There are a few problems with that claim, even though it sounds reasonable enough on its face. For example, in your own state, there was a time when people came and laid claim to vast swathes of land for cattle. Others wanted to come in later, and said they could more reasonably use the land for farming. The response "I was here first" makes good sense, if there's an endless amount of new land to which one can push on; but when there isn't, there begin to be challenges to the idea that the prosperous man has earned his prosperity. Certainly he invested a lot of labor in that land: but the land he just took. If the farmer is able to do the same, he will also invest labor, and earn on the same terms. But what gives him the right to take the land from the rancher? Well, what gave the first guy the right to take it from the Comanche?
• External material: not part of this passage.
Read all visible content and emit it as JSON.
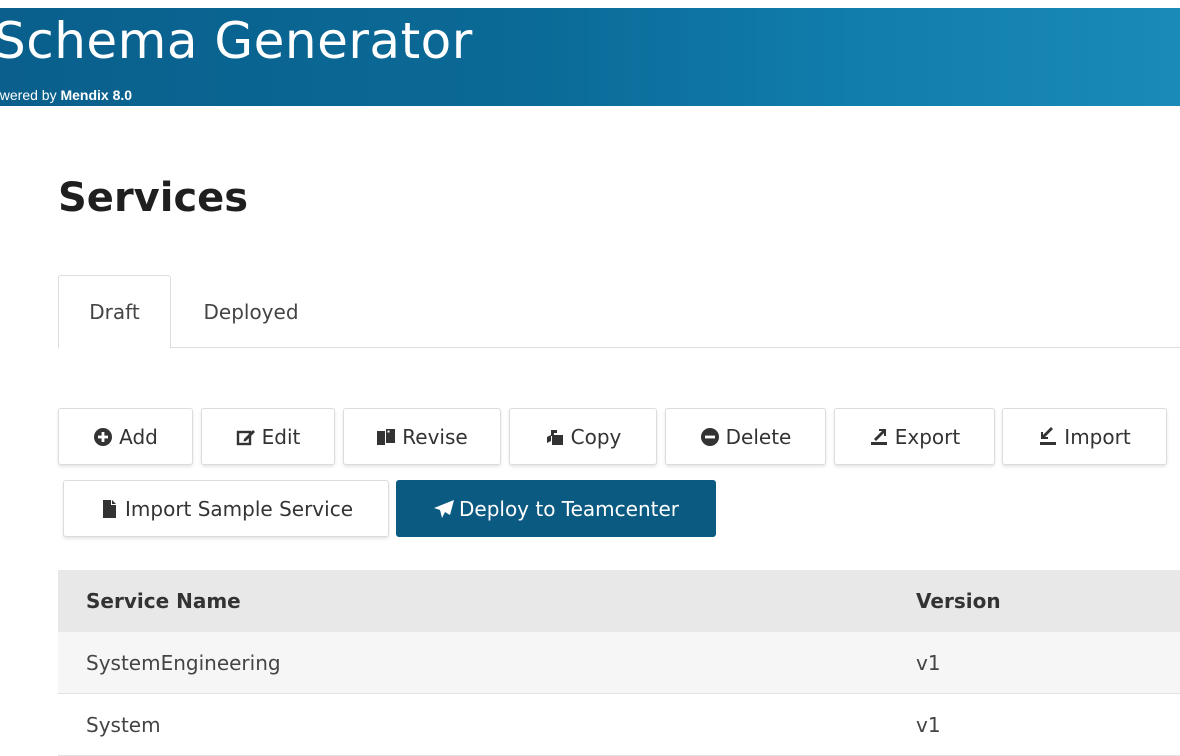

That's the plot of Shane, really. It's not that anyone is trying to get a free ride: and it's not even that anyone is wrong. It's that the norm doesn't adequately answer the question, which is why the gunfighters end up having to sort it out. And, really, that's what happened with the Comanche, too.

Joseph W. said...

I haven't read this book of Dr. Pinker's yet. I'll have to find time for it this year. I would be mightily surprised to find he was really an advocate of "free market liberatarianism." He'd be far less popular than he is in pop-science circles if that were the case. I suspect he's being travestied. But on the subject of economics, this reviewer claims he attributes at least some violence to bad economic understanding, and if that's true then Dr. Pinker has a better point than the reviewer admits.

In The Blank Slate, I should say, Pinker did exhibit at least some basic understanding of economics...and, more importantly, the way sound economic reasoning contradicts "intuitive economics." It's easy for humans (and, I believe, chimps, but I have no time to check) to pick up the idea that value is something intrinsic in a commodity, and that fair trading is a matter of "equity matching" - so that, in the words of de Sade, "A merchant steals when he sells a sack of potatoes for more than a sack of potatoes is really worth" - and that if the Jews among you (in Europe) or the Indians among you (in Africa) or the Chinese among you (in the Philippines) have grown wealthy by trading, they somehow stole it from you, and there ought to be revenge.

The idea that value is subjective, that a trade can benefit both parties, and that the "middleman" can actually make everyone richer - that is counterintuitive - these are real advances in human thought, and if they were more broadly understood and accepted, could prevent a lot of the violence that's taken place in the last century (per Amy Chua's World on Fire and Thomas Sowell's Preferential Policies).

Dad29 said...

we can find common ground with people centuries removed. This points to a small but crucial moral core that doesn't change,...

St Paul mentions it, too. It's called "conscience", or--with some nuances--"natural law."